Eo ipso, dear reader, you may call me crazy and a “dreamer”, but when I see that crowd in Sarajevo, capitol of Bosnia and Herzegovina, and see that exactly every day from 11:00 to 17:30, I just think, how would it look more passable with auto-rickshaws. And I immediately think of none of that, because Hamo (Bosniak Muslim) and Pero (Bosnian Croat) and Marko (Bosnian Serb) would immediately remember to organize a gangs at traffic lights that would steal bags and purses from those who ride in them (remember, no doors). There is no such thing here in India. At least it didn’t happen to me, and I haven’t heard a story about it.

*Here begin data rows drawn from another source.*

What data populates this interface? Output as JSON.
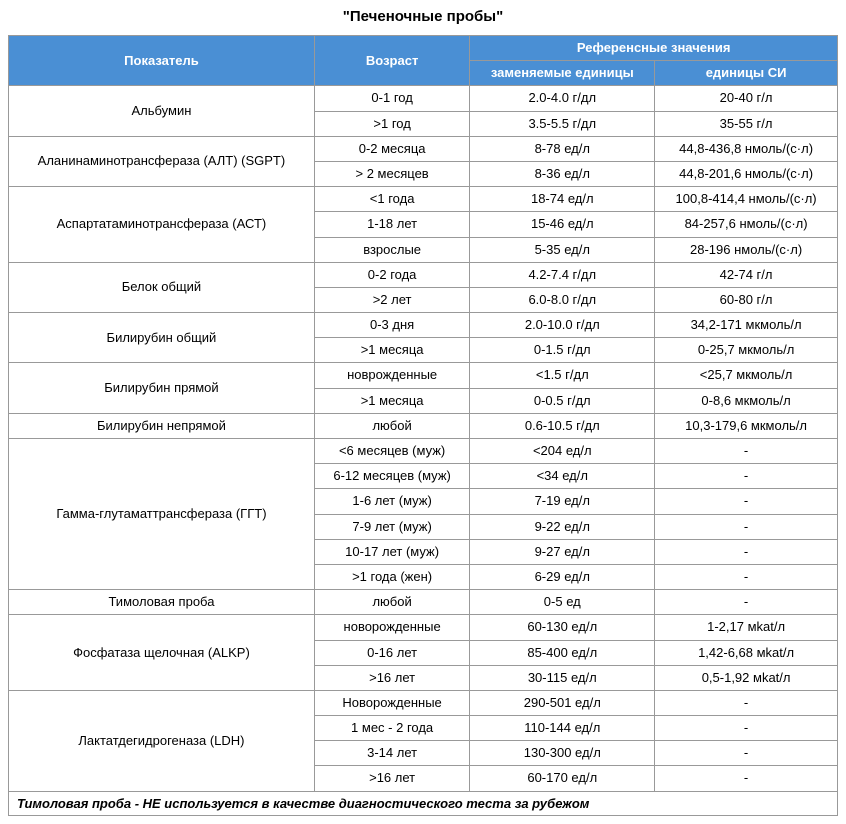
{
  "title": "\"Печеночные пробы\"",
  "styling": {
    "header_bg": "#4a8fd4",
    "header_color": "#ffffff",
    "border_color": "#999999",
    "title_fontsize": 15,
    "cell_fontsize": 13
  },
  "headers": {
    "indicator": "Показатель",
    "age": "Возраст",
    "reference": "Референсные значения",
    "replaceable_units": "заменяемые единицы",
    "si_units": "единицы СИ"
  },
  "groups": [
    {
      "name": "Альбумин",
      "rows": [
        {
          "age": "0-1 год",
          "ru": "2.0-4.0 г/дл",
          "si": "20-40 г/л"
        },
        {
          "age": ">1 год",
          "ru": "3.5-5.5 г/дл",
          "si": "35-55 г/л"
        }
      ]
    },
    {
      "name": "Аланинаминотрансфераза (АЛТ) (SGPT)",
      "rows": [
        {
          "age": "0-2 месяца",
          "ru": "8-78 ед/л",
          "si": "44,8-436,8 нмоль/(с·л)"
        },
        {
          "age": "> 2 месяцев",
          "ru": "8-36 ед/л",
          "si": "44,8-201,6 нмоль/(с·л)"
        }
      ]
    },
    {
      "name": "Аспартатаминотрансфераза (АСТ)",
      "rows": [
        {
          "age": "<1 года",
          "ru": "18-74 ед/л",
          "si": "100,8-414,4 нмоль/(с·л)"
        },
        {
          "age": "1-18 лет",
          "ru": "15-46 ед/л",
          "si": "84-257,6 нмоль/(с·л)"
        },
        {
          "age": "взрослые",
          "ru": "5-35 ед/л",
          "si": "28-196 нмоль/(с·л)"
        }
      ]
    },
    {
      "name": "Белок общий",
      "rows": [
        {
          "age": "0-2 года",
          "ru": "4.2-7.4 г/дл",
          "si": "42-74 г/л"
        },
        {
          "age": ">2 лет",
          "ru": "6.0-8.0 г/дл",
          "si": "60-80 г/л"
        }
      ]
    },
    {
      "name": "Билирубин общий",
      "rows": [
        {
          "age": "0-3 дня",
          "ru": "2.0-10.0 г/дл",
          "si": "34,2-171 мкмоль/л"
        },
        {
          "age": ">1 месяца",
          "ru": "0-1.5 г/дл",
          "si": "0-25,7 мкмоль/л"
        }
      ]
    },
    {
      "name": "Билирубин прямой",
      "rows": [
        {
          "age": "новрожденные",
          "ru": "<1.5 г/дл",
          "si": "<25,7 мкмоль/л"
        },
        {
          "age": ">1 месяца",
          "ru": "0-0.5 г/дл",
          "si": "0-8,6 мкмоль/л"
        }
      ]
    },
    {
      "name": "Билирубин непрямой",
      "rows": [
        {
          "age": "любой",
          "ru": "0.6-10.5 г/дл",
          "si": "10,3-179,6 мкмоль/л"
        }
      ]
    },
    {
      "name": "Гамма-глутаматтрансфераза (ГГТ)",
      "rows": [
        {
          "age": "<6 месяцев (муж)",
          "ru": "<204 ед/л",
          "si": "-"
        },
        {
          "age": "6-12 месяцев (муж)",
          "ru": "<34 ед/л",
          "si": "-"
        },
        {
          "age": "1-6 лет (муж)",
          "ru": "7-19 ед/л",
          "si": "-"
        },
        {
          "age": "7-9 лет (муж)",
          "ru": "9-22 ед/л",
          "si": "-"
        },
        {
          "age": "10-17 лет (муж)",
          "ru": "9-27 ед/л",
          "si": "-"
        },
        {
          "age": ">1 года (жен)",
          "ru": "6-29 ед/л",
          "si": "-"
        }
      ]
    },
    {
      "name": "Тимоловая проба",
      "rows": [
        {
          "age": "любой",
          "ru": "0-5 ед",
          "si": "-"
        }
      ]
    },
    {
      "name": "Фосфатаза щелочная (ALKP)",
      "rows": [
        {
          "age": "новорожденные",
          "ru": "60-130 ед/л",
          "si": "1-2,17 мkat/л"
        },
        {
          "age": "0-16 лет",
          "ru": "85-400 ед/л",
          "si": "1,42-6,68 мkat/л"
        },
        {
          "age": ">16 лет",
          "ru": "30-115 ед/л",
          "si": "0,5-1,92 мkat/л"
        }
      ]
    },
    {
      "name": "Лактатдегидрогеназа (LDH)",
      "rows": [
        {
          "age": "Новорожденные",
          "ru": "290-501 ед/л",
          "si": "-"
        },
        {
          "age": "1 мес - 2 года",
          "ru": "110-144 ед/л",
          "si": "-"
        },
        {
          "age": "3-14 лет",
          "ru": "130-300 ед/л",
          "si": "-"
        },
        {
          "age": ">16 лет",
          "ru": "60-170 ед/л",
          "si": "-"
        }
      ]
    }
  ],
  "footnote": "Тимоловая проба - НЕ используется в качестве диагностического теста за рубежом"
}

The auto rickshaw is nothing but a means of transportations that members of the “upper castes” are afraid of, but to me, a person with ties to Aga Khan, whose palace is in Pune, through my own late grandfather Sheriff Aga from Foča, Bosnia and Herzegovina, owner of half of Foča in real estate (two hotels are missing on the link, but we have that in the papers) between the two world wars who was killed by Chetniks (Serbian II World War fascists, closely cooperating with Nazi’s and Fascists) and Italians, but, also. Partisans (communists after the II World war) nationalized everything, because he was bourgeois between World War I and II. Until today nothing has been returned back to us, the inheritors (especially, today’s fascist chauvinists in power will not return it to us). Also, as well as through the famous 15th century merchant, the late Haji Ali (My surname is “Hadzialic“ and if you translate it is “Hajialic“), whose mosque and tomb (grave) are located in Mumbai, India and it does no harm at all, being a “humble guy” as my driver says. Yavraj, who doesn’t understand how I’m so normal and I don’t look down on him and watch from on high. Eh, I told him, if you had Josip Broz Tito (Yugoslavia leader, ruled from 1945 until his death, 1980) too, you would never look down. Except for to jerks. Of your own.
P.S. It took me 20 days to convince him until he realized that he was stealing his own life by wasting time, and until he started coming in time to drive me, because when he says, here I am in 2 minutes – it’s in Indian, 20 minutes. But that’s for a special reportage. Human kind.